Enquête sur les drames de 2021-2024 : la gendarmerie déterre les vérités enfouies

La Section de recherches (SR) de la gendarmerie nationale a intensifié son action dans l’enquête sur les violences meurtrières survenues entre 2021 et 2024. Selon le quotidien Libération, les enquêteurs ont installé leur quartier général à la « Maison de la gendarmerie », sise à la caserne Samba Diéry Diallo, symbole du déploiement massif de moyens humains et logistiques pour faire éclater la vérité sur ces sombres événements.
 
Pape Abdoulaye Touré, témoin clé face aux enquêteurs
 
Comme l’avait annoncé Libération, Pape Abdoulaye Touré, membre fondateur de l’initiative Zéro Impunité (IZI), a été entendu ce vendredi par les gendarmes. Durant deux heures, il a livré un récit glaçant, accusant directement Pape Malick Ndour ainsi qu’un certain « Chef Sow ». Touré a décrit, gestes à l’appui, une « soirée de l’horreur », en reprenant les mêmes déclarations qu’il défend depuis le début de cette affaire.
 
Les familles des victimes montent au créneau
 
Mais l’audition de Pape Abdoulaye Touré ne représente que la partie visible de l’iceberg. D’après Libération, le même jour, les gendarmes ont également recueilli les témoignages de plusieurs familles endeuillées par la répression des manifestations :
•  La famille de Cheikh Wade (32 ans), tué le 8 mars 2021 aux Parcelles Assainies, a de nouveau relancé la plainte contre X déposée à l’époque mais restée sans suite.

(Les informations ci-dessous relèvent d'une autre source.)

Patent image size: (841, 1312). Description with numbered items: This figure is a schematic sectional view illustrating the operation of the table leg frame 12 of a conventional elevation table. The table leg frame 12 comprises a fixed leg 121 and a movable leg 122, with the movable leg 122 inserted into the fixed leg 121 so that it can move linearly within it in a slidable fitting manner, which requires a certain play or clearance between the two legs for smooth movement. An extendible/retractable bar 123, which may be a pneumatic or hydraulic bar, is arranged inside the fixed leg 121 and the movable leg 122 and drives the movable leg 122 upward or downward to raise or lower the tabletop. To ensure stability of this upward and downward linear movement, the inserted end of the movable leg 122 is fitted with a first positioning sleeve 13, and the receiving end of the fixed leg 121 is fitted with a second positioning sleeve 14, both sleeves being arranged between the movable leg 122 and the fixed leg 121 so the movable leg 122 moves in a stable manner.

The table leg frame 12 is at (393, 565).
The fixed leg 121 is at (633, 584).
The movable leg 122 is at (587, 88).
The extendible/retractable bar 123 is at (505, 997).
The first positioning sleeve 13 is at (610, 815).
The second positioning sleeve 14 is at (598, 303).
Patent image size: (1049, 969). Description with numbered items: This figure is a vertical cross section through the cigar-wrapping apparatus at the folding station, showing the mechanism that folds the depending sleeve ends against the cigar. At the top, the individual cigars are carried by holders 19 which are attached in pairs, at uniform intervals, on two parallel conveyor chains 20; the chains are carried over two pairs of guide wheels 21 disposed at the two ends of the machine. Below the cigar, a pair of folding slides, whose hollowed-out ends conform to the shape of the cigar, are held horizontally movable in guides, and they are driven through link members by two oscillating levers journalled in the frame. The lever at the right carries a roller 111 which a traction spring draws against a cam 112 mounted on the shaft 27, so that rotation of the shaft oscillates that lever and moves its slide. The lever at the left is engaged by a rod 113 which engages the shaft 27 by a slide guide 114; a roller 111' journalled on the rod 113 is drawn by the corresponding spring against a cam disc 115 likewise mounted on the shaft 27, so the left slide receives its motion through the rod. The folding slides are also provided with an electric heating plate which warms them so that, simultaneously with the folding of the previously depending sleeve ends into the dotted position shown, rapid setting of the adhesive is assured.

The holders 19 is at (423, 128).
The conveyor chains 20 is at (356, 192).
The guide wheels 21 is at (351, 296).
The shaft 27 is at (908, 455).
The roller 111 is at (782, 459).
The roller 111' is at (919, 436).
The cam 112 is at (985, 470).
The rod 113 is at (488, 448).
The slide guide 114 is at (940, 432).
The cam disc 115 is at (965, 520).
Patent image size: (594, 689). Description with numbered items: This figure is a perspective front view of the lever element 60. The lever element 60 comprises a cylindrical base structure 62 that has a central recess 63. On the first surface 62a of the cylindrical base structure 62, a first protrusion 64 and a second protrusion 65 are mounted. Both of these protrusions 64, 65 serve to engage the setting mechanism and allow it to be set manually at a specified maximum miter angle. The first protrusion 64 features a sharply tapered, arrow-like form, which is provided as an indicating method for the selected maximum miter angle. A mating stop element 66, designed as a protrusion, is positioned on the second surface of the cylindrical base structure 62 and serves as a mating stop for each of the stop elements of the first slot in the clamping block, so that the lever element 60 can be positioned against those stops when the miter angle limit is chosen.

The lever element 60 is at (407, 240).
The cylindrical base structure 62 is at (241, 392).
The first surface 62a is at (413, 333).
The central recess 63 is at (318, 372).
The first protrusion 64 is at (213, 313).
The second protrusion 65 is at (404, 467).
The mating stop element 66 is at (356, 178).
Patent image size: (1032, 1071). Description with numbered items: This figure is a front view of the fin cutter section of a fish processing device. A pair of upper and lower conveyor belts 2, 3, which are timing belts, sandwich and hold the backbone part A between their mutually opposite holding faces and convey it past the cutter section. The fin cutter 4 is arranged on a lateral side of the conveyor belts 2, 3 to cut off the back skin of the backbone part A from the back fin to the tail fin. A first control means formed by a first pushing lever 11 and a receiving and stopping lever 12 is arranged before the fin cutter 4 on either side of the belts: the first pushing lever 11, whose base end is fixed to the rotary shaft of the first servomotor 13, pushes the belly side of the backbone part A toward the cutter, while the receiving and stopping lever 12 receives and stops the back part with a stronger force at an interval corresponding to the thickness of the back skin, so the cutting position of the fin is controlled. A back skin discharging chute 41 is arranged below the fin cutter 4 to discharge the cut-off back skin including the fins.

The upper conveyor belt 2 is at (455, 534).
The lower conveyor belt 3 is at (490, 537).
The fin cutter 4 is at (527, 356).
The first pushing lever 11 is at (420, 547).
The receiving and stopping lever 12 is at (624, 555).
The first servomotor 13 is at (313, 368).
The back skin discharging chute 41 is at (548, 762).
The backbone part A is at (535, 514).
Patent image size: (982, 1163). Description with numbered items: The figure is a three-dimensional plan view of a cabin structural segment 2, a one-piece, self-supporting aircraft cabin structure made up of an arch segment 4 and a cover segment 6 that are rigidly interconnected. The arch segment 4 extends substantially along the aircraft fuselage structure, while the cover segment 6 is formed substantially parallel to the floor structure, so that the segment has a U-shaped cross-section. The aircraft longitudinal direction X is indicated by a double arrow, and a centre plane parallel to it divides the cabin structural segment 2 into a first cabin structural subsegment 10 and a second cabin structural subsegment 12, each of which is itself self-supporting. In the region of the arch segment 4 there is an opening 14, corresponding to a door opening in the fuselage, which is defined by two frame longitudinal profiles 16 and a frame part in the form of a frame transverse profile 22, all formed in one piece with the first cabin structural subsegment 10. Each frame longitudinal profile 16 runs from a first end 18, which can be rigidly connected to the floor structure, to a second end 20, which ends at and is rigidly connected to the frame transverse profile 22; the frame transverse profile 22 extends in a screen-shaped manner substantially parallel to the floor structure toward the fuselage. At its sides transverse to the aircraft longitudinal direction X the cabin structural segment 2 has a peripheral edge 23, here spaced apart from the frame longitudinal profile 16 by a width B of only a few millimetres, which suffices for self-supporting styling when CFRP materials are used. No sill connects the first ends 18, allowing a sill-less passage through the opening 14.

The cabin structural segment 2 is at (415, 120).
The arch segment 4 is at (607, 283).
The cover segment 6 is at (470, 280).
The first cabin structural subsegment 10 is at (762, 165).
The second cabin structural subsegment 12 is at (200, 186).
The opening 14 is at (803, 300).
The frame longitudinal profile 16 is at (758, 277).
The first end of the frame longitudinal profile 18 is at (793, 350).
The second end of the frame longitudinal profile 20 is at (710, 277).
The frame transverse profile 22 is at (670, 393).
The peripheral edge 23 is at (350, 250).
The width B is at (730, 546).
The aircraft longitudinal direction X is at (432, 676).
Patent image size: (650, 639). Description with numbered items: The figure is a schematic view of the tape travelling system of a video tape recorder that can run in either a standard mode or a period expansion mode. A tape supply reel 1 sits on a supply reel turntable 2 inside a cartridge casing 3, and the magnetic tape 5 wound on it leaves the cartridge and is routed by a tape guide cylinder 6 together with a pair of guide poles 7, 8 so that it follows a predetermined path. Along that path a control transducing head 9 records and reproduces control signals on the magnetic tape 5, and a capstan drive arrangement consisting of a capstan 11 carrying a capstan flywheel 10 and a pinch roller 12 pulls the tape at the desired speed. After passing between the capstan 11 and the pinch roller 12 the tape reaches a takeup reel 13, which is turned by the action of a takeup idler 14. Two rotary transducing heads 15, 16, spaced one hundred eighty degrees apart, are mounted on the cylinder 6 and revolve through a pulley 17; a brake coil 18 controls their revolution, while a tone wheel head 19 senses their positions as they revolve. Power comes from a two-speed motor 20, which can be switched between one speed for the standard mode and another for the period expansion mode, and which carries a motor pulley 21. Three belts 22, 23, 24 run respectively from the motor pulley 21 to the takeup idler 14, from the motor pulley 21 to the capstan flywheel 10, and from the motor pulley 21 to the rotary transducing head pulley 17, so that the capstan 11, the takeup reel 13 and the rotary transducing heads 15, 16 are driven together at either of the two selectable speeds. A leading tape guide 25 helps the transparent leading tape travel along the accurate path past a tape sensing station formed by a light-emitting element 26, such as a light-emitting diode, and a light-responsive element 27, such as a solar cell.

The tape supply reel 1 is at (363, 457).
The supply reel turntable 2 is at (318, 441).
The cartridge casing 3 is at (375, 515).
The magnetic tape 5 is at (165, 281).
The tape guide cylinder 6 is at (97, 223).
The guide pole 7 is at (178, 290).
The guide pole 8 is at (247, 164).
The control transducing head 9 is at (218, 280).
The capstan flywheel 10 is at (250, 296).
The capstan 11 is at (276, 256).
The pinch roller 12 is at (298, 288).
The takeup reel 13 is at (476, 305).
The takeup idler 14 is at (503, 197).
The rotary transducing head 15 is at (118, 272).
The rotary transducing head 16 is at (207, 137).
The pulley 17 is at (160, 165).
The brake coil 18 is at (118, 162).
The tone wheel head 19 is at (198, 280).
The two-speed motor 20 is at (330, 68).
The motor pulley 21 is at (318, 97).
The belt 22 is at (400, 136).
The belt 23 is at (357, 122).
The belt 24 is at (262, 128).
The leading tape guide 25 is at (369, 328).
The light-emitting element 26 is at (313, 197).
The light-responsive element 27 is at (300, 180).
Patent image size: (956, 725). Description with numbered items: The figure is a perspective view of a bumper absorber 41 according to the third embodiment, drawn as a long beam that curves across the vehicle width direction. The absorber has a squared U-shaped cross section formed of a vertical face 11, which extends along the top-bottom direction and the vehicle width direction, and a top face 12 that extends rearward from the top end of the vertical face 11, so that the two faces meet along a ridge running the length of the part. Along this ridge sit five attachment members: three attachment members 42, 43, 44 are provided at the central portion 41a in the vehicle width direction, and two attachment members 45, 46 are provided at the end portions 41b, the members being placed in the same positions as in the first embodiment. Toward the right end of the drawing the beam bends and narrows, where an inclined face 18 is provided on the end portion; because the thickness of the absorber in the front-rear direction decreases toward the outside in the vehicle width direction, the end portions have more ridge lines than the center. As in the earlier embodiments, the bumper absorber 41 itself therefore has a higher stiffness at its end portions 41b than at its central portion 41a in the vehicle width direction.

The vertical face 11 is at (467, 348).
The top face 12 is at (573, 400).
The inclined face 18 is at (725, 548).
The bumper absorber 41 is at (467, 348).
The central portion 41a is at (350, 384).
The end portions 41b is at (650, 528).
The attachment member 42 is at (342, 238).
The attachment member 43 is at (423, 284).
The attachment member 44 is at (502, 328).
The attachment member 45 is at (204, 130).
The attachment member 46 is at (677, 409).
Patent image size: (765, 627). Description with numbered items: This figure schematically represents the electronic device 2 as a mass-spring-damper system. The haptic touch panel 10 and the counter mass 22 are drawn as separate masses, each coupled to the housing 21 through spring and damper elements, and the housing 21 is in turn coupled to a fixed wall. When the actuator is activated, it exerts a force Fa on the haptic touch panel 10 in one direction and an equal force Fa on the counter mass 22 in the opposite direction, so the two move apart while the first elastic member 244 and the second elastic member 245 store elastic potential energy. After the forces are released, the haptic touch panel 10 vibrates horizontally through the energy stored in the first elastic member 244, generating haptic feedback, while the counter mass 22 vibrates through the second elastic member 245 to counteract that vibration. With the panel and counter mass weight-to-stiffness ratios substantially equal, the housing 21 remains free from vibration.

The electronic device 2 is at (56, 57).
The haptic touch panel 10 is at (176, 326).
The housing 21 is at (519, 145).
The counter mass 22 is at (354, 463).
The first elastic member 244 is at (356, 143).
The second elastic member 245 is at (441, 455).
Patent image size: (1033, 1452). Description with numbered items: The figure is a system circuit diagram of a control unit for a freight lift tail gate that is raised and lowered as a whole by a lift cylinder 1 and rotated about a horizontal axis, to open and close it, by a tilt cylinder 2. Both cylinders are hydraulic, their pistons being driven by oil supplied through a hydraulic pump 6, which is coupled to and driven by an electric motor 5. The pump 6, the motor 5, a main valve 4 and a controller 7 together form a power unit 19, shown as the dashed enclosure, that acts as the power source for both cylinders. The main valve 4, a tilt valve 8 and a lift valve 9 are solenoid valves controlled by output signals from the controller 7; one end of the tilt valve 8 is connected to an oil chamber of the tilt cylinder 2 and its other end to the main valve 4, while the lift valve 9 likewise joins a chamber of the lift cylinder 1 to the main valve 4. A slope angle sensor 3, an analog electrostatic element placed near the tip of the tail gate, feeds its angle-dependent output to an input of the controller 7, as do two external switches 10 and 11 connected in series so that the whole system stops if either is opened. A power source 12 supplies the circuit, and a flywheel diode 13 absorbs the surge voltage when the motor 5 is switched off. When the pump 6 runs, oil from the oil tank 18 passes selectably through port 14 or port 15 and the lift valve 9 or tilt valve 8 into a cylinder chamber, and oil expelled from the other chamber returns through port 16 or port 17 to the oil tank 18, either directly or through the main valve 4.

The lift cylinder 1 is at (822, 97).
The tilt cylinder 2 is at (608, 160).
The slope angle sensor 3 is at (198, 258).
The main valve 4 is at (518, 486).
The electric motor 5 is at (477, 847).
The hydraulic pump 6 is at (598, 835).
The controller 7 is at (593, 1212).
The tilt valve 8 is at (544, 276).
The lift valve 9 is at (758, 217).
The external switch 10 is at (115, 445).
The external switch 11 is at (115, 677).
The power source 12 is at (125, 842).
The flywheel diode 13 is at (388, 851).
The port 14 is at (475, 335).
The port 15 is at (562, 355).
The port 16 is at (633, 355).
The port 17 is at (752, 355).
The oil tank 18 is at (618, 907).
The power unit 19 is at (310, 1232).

•  La famille d’Alassane Barry, un mineur tombé en mars 2021 aux Allées du Centenaire, a été entendue pour rappeler les zones d’ombre autour de ce décès.
•  La famille de Babacar Samba (20 ans), soudeur métallique tué par balle à Bargny, a également livré son témoignage aux enquêteurs.
 
Une enquête sous haute tension
 
Ces auditions en cascade témoignent de la volonté des autorités judiciaires et militaires de reprendre à bras-le-corps une affaire longtemps marquée par le silence et les lenteurs judiciaires. Le procureur de la République, Ibrahima Ndoye, est à l’origine de cette relance. Le Haut commandement de la gendarmerie nationale a mis en place un dispositif exceptionnel, preuve que le dossier est désormais traité comme une priorité nationale.